Singa jika tidak tinggalkan sarang
Tak akan dapat mangsa
Anak panah jika tidak tinggalkan busur
Tak akan kena sasaran
Nukilan puisi karya Imam Syafii di atas, begitu membekas di kalbu saya. Imam Syafii hidup pada 767- 820 masehi, karya besarnya sanggup melintasi jaman. Karya pujangga hebat ini juga, saya yakin telah menginspirasi banyak pembacanya termasuk saya.

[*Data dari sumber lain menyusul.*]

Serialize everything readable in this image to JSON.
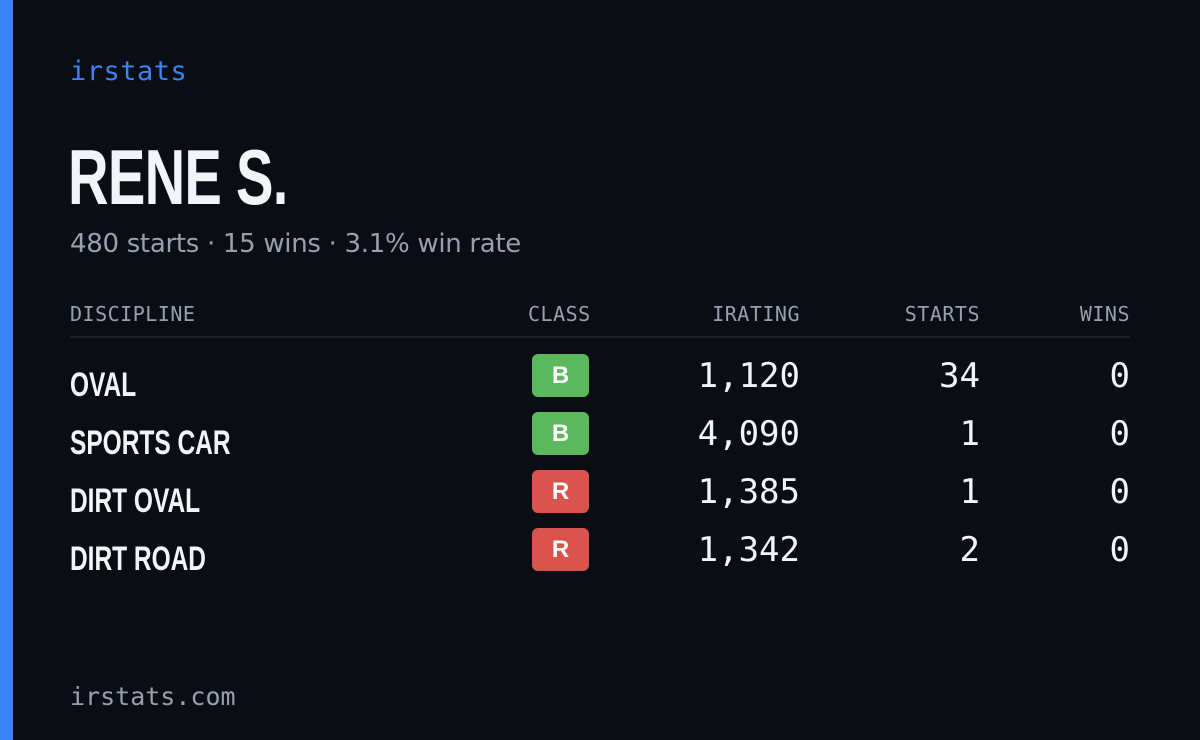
{
  "brand": "irstats",
  "driver_name": "RENE S.",
  "summary": "480 starts · 15 wins · 3.1% win rate",
  "table": {
    "headers": {
      "discipline": "DISCIPLINE",
      "class": "CLASS",
      "irating": "IRATING",
      "starts": "STARTS",
      "wins": "WINS"
    },
    "rows": [
      {
        "discipline": "OVAL",
        "class": "B",
        "irating": "1,120",
        "starts": "34",
        "wins": "0"
      },
      {
        "discipline": "SPORTS CAR",
        "class": "B",
        "irating": "4,090",
        "starts": "1",
        "wins": "0"
      },
      {
        "discipline": "DIRT OVAL",
        "class": "R",
        "irating": "1,385",
        "starts": "1",
        "wins": "0"
      },
      {
        "discipline": "DIRT ROAD",
        "class": "R",
        "irating": "1,342",
        "starts": "2",
        "wins": "0"
      }
    ]
  },
  "footer": "irstats.com",
  "colors": {
    "accent": "#3b82f6",
    "class_B": "#5cb85c",
    "class_R": "#d9534f",
    "background": "#0a0d14"
  }
}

Sungguh, saya tidak bosan membacanya berulang-ulang. Setiap kata terasa mendalam, pilihan diksi dan cara merangkai begitu luar biasa. Sang penulis begitu menyelami, apa yang tersimpan benak dengan baik dituangkan melalui ujung pena.
Puisi ini pula, dua tahun silam, kali pertama saya tunjukkan pada anak mbarep -- kala itu masih duduk di kelas lima sekolah dasar. Anak yang gemar sepak bola ini, tentu tidak terlalu tertarik dengan puisi. Si ayah mengajak ngobrol perlahan dengan bahasa semampunya, entahlah saat itu, dia paham atau tidak.
Hingga akhirnya, setiap saya sebut nama Imam Syafii, si anak langsung nyambung pada puisi hendak dibahas. Pada lelaki -- saat itu belum baliq--- kesayangan ini, saya berbagi kisah tentang indahnya dunia rantau. Melewati perjuangan tak terlupa, penuh dinamika tidak terganti. Onak duri yang dilalui, kelak akan dikenang, menjadi cerita membahagiakan.
Beberapa nama saudara disebutkan, telah berani lepas dari rumah selesai pendidikan sekolah dasar. Satu hal saya yakinkan pada anak lanang, bahwa tugas manusia adalah berproses. Bahwa setiap orang, hendaklah berproses untuk kebaikan. Tegakah saya ? kalau menuruti perasaan pasti tidak tega. Tapi situasi hendak dijalani, bukan masalah tega atau tidak tega.
Bahwa ada tujuan lebih besar, telah terpampang di kemudian hari, yaitu melatih jiwa kemandirian. Merantau --sejauh saya yakini--, adalah pintu penempaan diri tersebut. Ibarat kawah candradimuka, sebagai ajang penempaan mental dan jiwa. Merantau, adalah cara belajar menghadapi dan mengatasi kenyataan kehidupan keseharian. Belajar mengatasi masalah sendiri, tidak selalu tergantung kepada orang tua.